You are right that it should not be considered an inertial frame for many types of problems. This is how you end up with fictitious forces to account for (such as the Coriolis effect). However, this only has practical effect for larger scale problems. For the types of problems generally considered in physics class, the inertial frame approximation will work fine. One way to look at it is that in the rotating earth case, the acceleration that you feel from circular motion $v^2/R$ will be much less than that of gravity, so you can ignore it. So for blocks falling from small heights, it won't matter very much. As the problem scales up, you'll need to take these effects into account.
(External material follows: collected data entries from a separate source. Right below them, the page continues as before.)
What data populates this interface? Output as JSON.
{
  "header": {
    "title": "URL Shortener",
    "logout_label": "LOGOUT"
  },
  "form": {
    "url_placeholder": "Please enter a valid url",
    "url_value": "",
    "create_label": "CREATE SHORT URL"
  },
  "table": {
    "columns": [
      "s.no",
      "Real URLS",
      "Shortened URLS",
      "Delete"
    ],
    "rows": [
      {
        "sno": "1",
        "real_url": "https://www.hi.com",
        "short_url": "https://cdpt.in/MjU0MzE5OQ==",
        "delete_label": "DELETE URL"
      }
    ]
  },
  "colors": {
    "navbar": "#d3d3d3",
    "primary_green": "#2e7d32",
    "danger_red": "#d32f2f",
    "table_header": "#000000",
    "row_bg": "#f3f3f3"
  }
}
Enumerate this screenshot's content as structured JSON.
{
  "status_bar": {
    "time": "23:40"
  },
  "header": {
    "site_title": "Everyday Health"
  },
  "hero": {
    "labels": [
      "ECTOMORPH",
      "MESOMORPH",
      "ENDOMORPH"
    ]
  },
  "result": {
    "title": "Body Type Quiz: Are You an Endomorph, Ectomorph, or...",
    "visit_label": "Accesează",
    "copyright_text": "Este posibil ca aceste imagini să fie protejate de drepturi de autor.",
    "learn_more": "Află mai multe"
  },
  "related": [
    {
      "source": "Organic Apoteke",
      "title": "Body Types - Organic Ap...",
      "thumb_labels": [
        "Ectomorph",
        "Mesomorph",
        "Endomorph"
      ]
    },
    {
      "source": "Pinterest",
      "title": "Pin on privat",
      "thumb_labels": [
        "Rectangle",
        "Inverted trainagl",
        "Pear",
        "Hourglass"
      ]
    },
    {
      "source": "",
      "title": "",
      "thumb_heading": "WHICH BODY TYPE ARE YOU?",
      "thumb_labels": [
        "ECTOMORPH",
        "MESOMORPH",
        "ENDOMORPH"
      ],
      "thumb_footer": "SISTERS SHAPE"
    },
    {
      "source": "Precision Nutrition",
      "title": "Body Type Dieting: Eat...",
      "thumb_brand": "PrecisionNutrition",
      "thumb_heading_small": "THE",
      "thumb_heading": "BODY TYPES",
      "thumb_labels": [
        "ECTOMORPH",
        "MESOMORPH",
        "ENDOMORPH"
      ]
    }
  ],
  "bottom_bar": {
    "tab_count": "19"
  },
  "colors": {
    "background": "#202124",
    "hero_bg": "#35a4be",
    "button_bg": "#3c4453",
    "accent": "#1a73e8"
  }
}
To expand slightly on John Rennie's comment, almost everyone who discusses ECEF also discusses ECI, the "Earth-centered inertial" frame, and talks about how ECEF is not "inertial," in contrast to ECI. I don't know anyone who considers it "inertial" in all cases. Especially if you're dealing with weather and atmospheric physics, you have the Sun heating up air on the equator into an updraft, but this gets transformed by the Coriolis effect into a wind drifting westward relative to the surface: in a more folksy explanation, the inertial tangent frame travels with speed $r \omega$ as $r$ increases; so something moving with speed $v = r \omega$ that rises by a height $h$ into a tangent frame moving with speed $(r + h) \omega$ will appear to be moving backward with speed $h \omega.$ These west-moving equatorial winds are called the "trade winds" and the hot air that rises from that current tends to "fall" in a corresponding "east" wind at the "horse latitudes", in a "tube" of convection known as the "Hadley cell". (Confusingly these winds are called "westerlies" because ships used to mark which way the wind was blowing based on the direction it is coming from.)
All of that is Coriolis stuff; it depends on the Earth being a rotating reference frame, not an inertial one.
If someone is treating the ECEF frame as "inertial" it's perhaps legitimate if they're travelling northward near the equator (no Coriolis force; centrifugal force can be absorbed into gravitational acceleration). But in general ECEF and ECI are used by people talking about satellite navigation, and on those scales the Coriolis force usually peeks its ugly head in. The only thing I could think that would it negligible is if your satellite is orbiting the Earth many times per day, but the GPS satellites, for example, only orbit twice a day and therefore can't neglect such effects (and should use ECI to correct for them).